When John Lopez entered the world of compliance during the savings and loan crisis of the 1980s, many friends and colleagues advised him to take a different path.
While they interpreted the move as a step back for a business administration professional, Lopez saw a unique opportunity. “Compliance was a new and unexplored field,” Lopez recalls. “I recognized the chance to become a subject-matter expert and develop a new career.”
Lopez was right. In 1991, after six years as a federal regulator, he took his first position as compliance officer. A quarter-century later, he’s applying his wealth of knowledge to help Farmers & Merchants Bank—one of California’s oldest and strongest banks—follow the ever-changing letter of the law.
Throughout his career, Lopez has watched what started as a fledgling service grow into a critical aspect of any competitive bank. As a regulator, he watched executives stand outside their banks as agencies took over and transferred them to the FDIC. Now, he empowers and guides banks by helping them understand laws, regulations, and rules so they can operate as good corporate citizens and better serve their clients and communities.
It has been an evolution. Compliance, Lopez says, was once seen as a technical obstacle. “Teams would come to me to approve major promotional materials at 4:30p.m. on a Friday, and even if I spotted several red flags, they wanted to push ahead,” he laments. “You can’t have a strong consultant that’s not a true partner.”
Now, he has a seat right at the table. The compliance officer at Farmers & Merchants (F&M) Bank is involved in product decisions, marketing campaign meetings, and implementation committees, “which is consistent with F&M’s bedrock values of honesty and integrity,” says Lopez, who has now been with the bank for thirteen years.
Regulators expect compliance to be fully involved in and aware of all banking activities. “There’s a greater demand for a compliance officer’s services than ever before,” says Lopez, adding that he recently attended an industry conference with 1,800 other compliance professionals. “Just a few years ago, the same conference attracted half as many people.”
Lopez attributes the industry’s fast growth to its changing nature. “The velocity of change in compliance attracts people who enjoy a challenge,” he says. “Compliance professionals must always be on the lookout, scouring various sources before analyzing, reviewing, adopting, and implementing new laws and acts.”
At Farmers & Merchants, his team is responsible for protecting the institution by overseeing a system of checks and balances. “My team has to make sure we are in compliance with current, and even pending, legislation when material goes out the door,” Lopez says.
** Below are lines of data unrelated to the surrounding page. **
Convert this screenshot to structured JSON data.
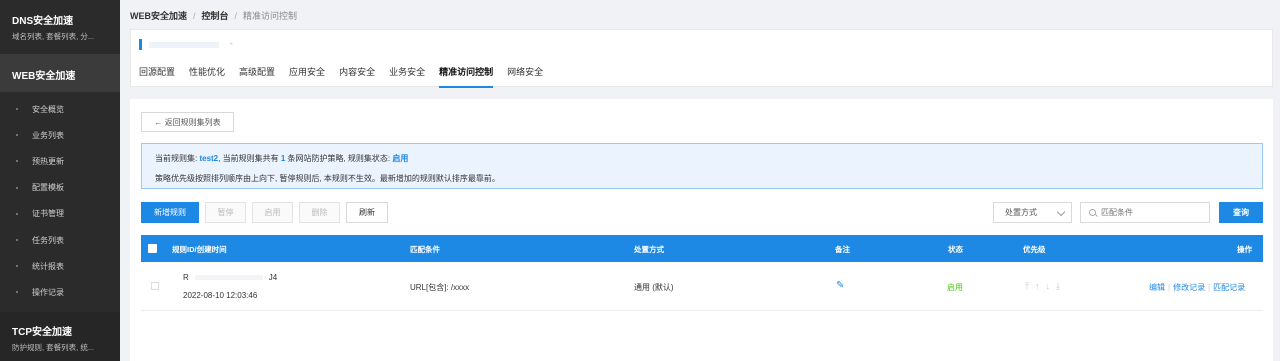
{
  "sidebar": {
    "dns": {
      "title": "DNS安全加速",
      "sub": "域名列表, 套餐列表, 分..."
    },
    "web": {
      "title": "WEB安全加速"
    },
    "items": [
      "安全概览",
      "业务列表",
      "预热更新",
      "配置模板",
      "证书管理",
      "任务列表",
      "统计报表",
      "操作记录"
    ],
    "tcp": {
      "title": "TCP安全加速",
      "sub": "防护规则, 套餐列表, 统..."
    }
  },
  "breadcrumb": {
    "root": "WEB安全加速",
    "mid": "控制台",
    "current": "精准访问控制"
  },
  "header": {
    "id_suffix": "-",
    "tabs": [
      "回源配置",
      "性能优化",
      "高级配置",
      "应用安全",
      "内容安全",
      "业务安全",
      "精准访问控制",
      "网络安全"
    ],
    "active_tab": 6
  },
  "main": {
    "back_label": "← 返回规则集列表",
    "alert": {
      "p1": "当前规则集: ",
      "ruleset": "test2",
      "p2": ", 当前规则集共有 ",
      "count": "1",
      "p3": " 条网站防护策略, 规则集状态: ",
      "status": "启用",
      "line2": "策略优先级按照排列顺序由上向下, 暂停规则后, 本规则不生效。最新增加的规则默认排序最靠前。"
    },
    "toolbar": {
      "new": "新增规则",
      "pause": "暂停",
      "enable": "启用",
      "delete": "删除",
      "refresh": "刷新",
      "select_value": "处置方式",
      "search_placeholder": "匹配条件",
      "query": "查询"
    },
    "table": {
      "headers": {
        "id": "规则ID/创建时间",
        "match": "匹配条件",
        "action": "处置方式",
        "note": "备注",
        "status": "状态",
        "priority": "优先级",
        "ops": "操作"
      },
      "rows": [
        {
          "id_prefix": "R",
          "id_suffix": "J4",
          "created": "2022-08-10 12:03:46",
          "match": "URL[包含]: /xxxx",
          "action": "通用 (默认)",
          "status": "启用",
          "priority_icons": "⤒↑↓⤓",
          "op_edit": "编辑",
          "op_log": "修改记录",
          "op_match_log": "匹配记录"
        }
      ]
    }
  }
}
Farmers & Merchants—like all other financial organizations—is under increased scrutiny from federal and state regulators. Lopez meets with the officials at least three times a year to provide updates and answer questions regarding his bank’s plans, activities, and even community contributions. Lopez acts as an interpreter as he manages the bank’s relationship with examiners and demonstrates how his bank is in alignment with their expectations.
As a former regulator, Lopez meets with all of Farmers & Merchants’ new hires to explain his role as it relates to their duties. “Historically, industry people used to view us as a cost-center and not a profit-center. As a mitigator against risk, I prefer to think of the compliance department as a ‘profit protection center,’” he says.
“The velocity of change in compliance attracts people who enjoy a challenge. Compliance professionals must always be on the lookout, scouring various sources before analyzing, reviewing, adopting, and implementing new laws and acts.”
Compliance has one simple job—to help ensure Farmers & Merchants Bank will follow banking laws. They align compliance behaviors and business practices to drive profits safely.
Now, as banks move more quickly into the world of e-banking and mobile applications, compliance is more important than ever before. Banks that use smartphones, portals, and the Internet to make loans and accept deposits must continue to adhere to regulatory oversight.
And, given the changing trends in consumer behavior, one misstep could be costly. “As money gets transferred from baby boomers to millennials, only banks that can compete under the rules in the digital realm will thrive,” Lopez says.
That’s why he’s still passionate about his role as compliance manager. Even after all his years in the business, Lopez is still learning and adapting. Above all, he enjoys being in charge of understanding and interpreting regulatory implications to help Farmers & Merchants capitalize on new opportunities.